In a large bowl, mix all dry ingredients together. Add beef suet, eggs, beer and brandy. Marinate for two days in the refrigerator. Mix again and pour into a 6-cup buttered casserole dish. Cover with a piece of waxed paper. Cover again with foil, and tie pan tightly with string. Steam on top of the stove in a double boiler for 6 hours. Serve hot with brandy butter. For more elegant presentation, you can flambe' the pudding before serving.

To make brandy butter, beat butter and sugar until light and creamy. Add brandy and vanilla and beat until smooth. Serve on top of pudding.

The black stove, stoked with coal and firewood, glows like a lighted pumpkin. Eggbeaters whirl, spoons spin round in bowls of butter and sugar, vanilla sweetens the air, ginger spices it; melting, nose-tingling odors saturate the kitchen, suffuse the house, drift out to the world on puffs of chimney smoke. In four days our work is done. Thirty-one cakes, dampened with whiskey, bask on window sills and shelves."

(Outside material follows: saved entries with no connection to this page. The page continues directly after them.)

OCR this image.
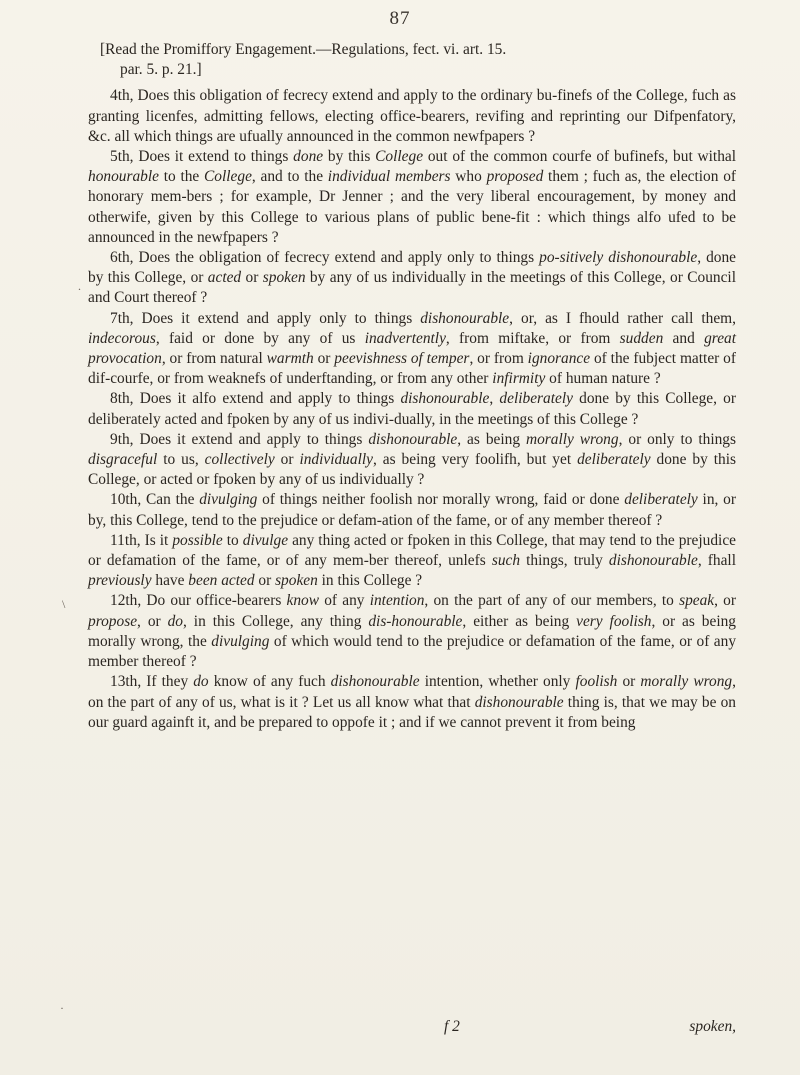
87
[Read the Promiffory Engagement.—Regulations, fect. vi. art. 15.
par. 5. p. 21.]

4th, Does this obligation of fecrecy extend and apply to the ordinary bu-finefs of the College, fuch as granting licenfes, admitting fellows, electing office-bearers, revifing and reprinting our Difpenfatory, &c. all which things are ufually announced in the common newfpapers ?

5th, Does it extend to things done by this College out of the common courfe of bufinefs, but withal honourable to the College, and to the individual members who proposed them ; fuch as, the election of honorary mem-bers ; for example, Dr Jenner ; and the very liberal encouragement, by money and otherwife, given by this College to various plans of public bene-fit : which things alfo ufed to be announced in the newfpapers ?

6th, Does the obligation of fecrecy extend and apply only to things po-sitively dishonourable, done by this College, or acted or spoken by any of us individually in the meetings of this College, or Council and Court thereof ?

7th, Does it extend and apply only to things dishonourable, or, as I fhould rather call them, indecorous, faid or done by any of us inadvertently, from miftake, or from sudden and great provocation, or from natural warmth or peevishness of temper, or from ignorance of the fubject matter of dif-courfe, or from weaknefs of underftanding, or from any other infirmity of human nature ?

8th, Does it alfo extend and apply to things dishonourable, deliberately done by this College, or deliberately acted and fpoken by any of us indivi-dually, in the meetings of this College ?

9th, Does it extend and apply to things dishonourable, as being morally wrong, or only to things disgraceful to us, collectively or individually, as being very foolifh, but yet deliberately done by this College, or acted or fpoken by any of us individually ?

10th, Can the divulging of things neither foolish nor morally wrong, faid or done deliberately in, or by, this College, tend to the prejudice or defam-ation of the fame, or of any member thereof ?

11th, Is it possible to divulge any thing acted or fpoken in this College, that may tend to the prejudice or defamation of the fame, or of any mem-ber thereof, unlefs such things, truly dishonourable, fhall previously have been acted or spoken in this College ?

12th, Do our office-bearers know of any intention, on the part of any of our members, to speak, or propose, or do, in this College, any thing dis-honourable, either as being very foolish, or as being morally wrong, the divulging of which would tend to the prejudice or defamation of the fame, or of any member thereof ?

13th, If they do know of any fuch dishonourable intention, whether only foolish or morally wrong, on the part of any of us, what is it ? Let us all know what that dishonourable thing is, that we may be on our guard againft it, and be prepared to oppofe it ; and if we cannot prevent it from being

f 2	spoken,
.
\
·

From "A Christmas Memory," by Truman Capote EPICUREAN EVENTS FRUITCAKE (Makes 3 loaves) 1 1/2 sticks butter 1 cup sugar 6 eggs 1 tablespoon vanilla 1 teaspoon almond extract 2 cups flour 1 teaspoon baking powder 8-ounce can crushed pineapple, drained 1/2 pound candied pineapple 1/2 pound candied cherries 1/2 pound citron 1/2 cup whole blanched almonds 1 cup pecans 1/2 pound white raisins Bourbon for cheesecloth

Cream butter until fluffy. Add sugar and cream well. Beat in the eggs one at a time. Beat well after adding each egg. Add the vanilla and almond extract. Sift the flour and baking powder together. Gently fold into creamed mixture. Fold fruit and nuts into batter.

Butter and flour 3 9-by-3-inch loaf pans, or, preferably, line them with parchment and butter parchment. Divide batter among three pans. Bake for 1 1/2 hours at 325 degrees. Cool and wrap in cheesecloth soaked in bourbon. Once a week, brush with more bourbon until two days before serving. This cake tastes good even without aging, but it is at its optimal at about 3 weeks old.